To explain the architecture in a readable way, the charts are split into several focus areas.

This tool is designed to emulate APM load against a shared agent in a k8s cluster, without the additional noise of web frameworks and automatic instrumentation.
The purpose of this tool is to smoke test the overhead of the UDS transport against the TCPIP transport in highly concurrent scenarios.

The first goal is to not negatively affect the application with UDS compared to the well worn path of TCPIP.
The secondary goal is to understand potential span/data loss per language and transport.

The worst result would be application crashing behavior. 
We guard against this by watching for any non-graceful exits and failing the `./run.sh` script if they are detected.
If there is a graceful exit, we can expect that the metrics reported are reliable.
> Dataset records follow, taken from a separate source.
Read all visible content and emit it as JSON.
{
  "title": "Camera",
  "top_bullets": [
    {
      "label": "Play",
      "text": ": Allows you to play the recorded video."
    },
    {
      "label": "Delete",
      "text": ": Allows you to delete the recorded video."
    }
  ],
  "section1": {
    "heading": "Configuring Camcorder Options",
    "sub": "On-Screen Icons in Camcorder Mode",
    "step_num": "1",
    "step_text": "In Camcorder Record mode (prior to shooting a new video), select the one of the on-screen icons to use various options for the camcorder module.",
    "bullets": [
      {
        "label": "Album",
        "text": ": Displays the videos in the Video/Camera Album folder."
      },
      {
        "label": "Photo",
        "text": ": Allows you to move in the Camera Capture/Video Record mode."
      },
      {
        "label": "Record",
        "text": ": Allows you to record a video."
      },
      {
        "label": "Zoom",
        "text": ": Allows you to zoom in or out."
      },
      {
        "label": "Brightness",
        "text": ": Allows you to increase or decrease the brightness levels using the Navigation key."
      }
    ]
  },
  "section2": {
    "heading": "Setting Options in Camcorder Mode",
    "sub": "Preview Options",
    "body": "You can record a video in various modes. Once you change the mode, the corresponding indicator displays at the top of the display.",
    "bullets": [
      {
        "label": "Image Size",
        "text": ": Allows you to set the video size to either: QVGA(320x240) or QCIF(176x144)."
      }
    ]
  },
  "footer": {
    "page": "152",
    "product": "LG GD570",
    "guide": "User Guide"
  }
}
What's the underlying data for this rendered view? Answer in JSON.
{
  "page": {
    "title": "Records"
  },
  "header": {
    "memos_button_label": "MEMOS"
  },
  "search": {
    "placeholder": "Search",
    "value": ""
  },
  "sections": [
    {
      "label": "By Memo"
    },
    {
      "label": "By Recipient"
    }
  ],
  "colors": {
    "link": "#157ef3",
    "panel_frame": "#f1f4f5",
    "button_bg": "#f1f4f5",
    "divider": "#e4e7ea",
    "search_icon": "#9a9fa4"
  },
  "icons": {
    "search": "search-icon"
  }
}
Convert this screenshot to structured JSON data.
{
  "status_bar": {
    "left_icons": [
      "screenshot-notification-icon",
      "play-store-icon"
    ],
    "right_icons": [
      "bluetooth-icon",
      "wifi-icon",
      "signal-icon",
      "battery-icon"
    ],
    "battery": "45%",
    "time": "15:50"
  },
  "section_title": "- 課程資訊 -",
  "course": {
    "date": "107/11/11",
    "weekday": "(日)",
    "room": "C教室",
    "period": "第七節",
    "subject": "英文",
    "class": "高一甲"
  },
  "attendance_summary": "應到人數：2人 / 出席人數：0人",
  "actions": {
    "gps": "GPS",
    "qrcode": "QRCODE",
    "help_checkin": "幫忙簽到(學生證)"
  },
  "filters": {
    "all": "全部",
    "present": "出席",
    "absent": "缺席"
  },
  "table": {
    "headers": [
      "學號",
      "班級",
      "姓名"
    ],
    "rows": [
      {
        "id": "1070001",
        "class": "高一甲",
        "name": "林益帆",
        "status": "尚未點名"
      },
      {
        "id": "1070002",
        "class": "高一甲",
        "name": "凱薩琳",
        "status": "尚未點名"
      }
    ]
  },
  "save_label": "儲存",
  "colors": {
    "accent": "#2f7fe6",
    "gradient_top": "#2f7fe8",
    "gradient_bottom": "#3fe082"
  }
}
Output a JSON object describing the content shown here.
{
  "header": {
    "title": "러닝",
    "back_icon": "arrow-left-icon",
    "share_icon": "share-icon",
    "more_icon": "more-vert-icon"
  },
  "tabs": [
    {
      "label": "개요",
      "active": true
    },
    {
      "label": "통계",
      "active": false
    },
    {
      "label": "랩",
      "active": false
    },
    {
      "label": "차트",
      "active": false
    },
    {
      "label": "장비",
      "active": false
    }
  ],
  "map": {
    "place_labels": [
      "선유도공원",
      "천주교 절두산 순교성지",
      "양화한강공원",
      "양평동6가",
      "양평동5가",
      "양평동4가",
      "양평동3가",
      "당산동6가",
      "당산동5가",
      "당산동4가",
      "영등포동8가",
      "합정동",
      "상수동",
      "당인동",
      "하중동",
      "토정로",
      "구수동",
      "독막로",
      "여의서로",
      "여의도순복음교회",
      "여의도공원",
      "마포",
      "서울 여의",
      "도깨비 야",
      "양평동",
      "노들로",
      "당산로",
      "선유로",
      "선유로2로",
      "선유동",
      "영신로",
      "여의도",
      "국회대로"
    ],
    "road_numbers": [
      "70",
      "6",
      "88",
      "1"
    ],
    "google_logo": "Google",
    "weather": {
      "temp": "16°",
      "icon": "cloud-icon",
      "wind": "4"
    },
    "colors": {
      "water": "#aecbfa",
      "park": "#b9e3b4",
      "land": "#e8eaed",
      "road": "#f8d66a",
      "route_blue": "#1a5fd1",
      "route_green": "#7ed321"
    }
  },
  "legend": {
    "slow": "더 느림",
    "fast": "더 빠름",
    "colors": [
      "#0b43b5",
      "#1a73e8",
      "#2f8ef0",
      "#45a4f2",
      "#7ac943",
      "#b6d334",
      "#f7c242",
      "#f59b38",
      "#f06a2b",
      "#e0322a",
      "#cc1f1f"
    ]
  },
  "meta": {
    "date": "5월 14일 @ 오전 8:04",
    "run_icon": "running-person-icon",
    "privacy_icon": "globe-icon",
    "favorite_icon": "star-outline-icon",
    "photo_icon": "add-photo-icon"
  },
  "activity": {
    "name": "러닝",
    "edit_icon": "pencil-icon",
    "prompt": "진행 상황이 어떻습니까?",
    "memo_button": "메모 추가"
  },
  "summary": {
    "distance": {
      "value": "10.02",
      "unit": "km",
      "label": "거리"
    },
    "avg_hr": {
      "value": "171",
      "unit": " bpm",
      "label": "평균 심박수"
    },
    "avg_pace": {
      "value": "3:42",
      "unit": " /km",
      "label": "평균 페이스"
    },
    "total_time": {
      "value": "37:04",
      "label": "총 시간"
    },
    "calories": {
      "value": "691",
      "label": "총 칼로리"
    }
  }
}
### Spammers and the Agent

Each language has a `spammer` application defined in the corresponding language folder (`./languages`).

The spammer application is ultimately a script that runs until `SIGINT` is received.
Approximately every millisecond, a trace is created with that tracer's manual instrumentation API.
The tracer is configured with the variables needed to enable either UDS or TCPIP depending on the ./run.sh parameters.

There is a single `spammer` container which is measured and the logs are saved to a shared volume.
There are many `concurrent-spammer` containers which are responsible for generating load for that language against the Agent.

Both the `spammer` and `concurrent-spammer` use the same image defined by the language's Dockerfile.

The numbers of `concurrent-spammer` applications can be increased until the socket the agent is listening on is overloaded.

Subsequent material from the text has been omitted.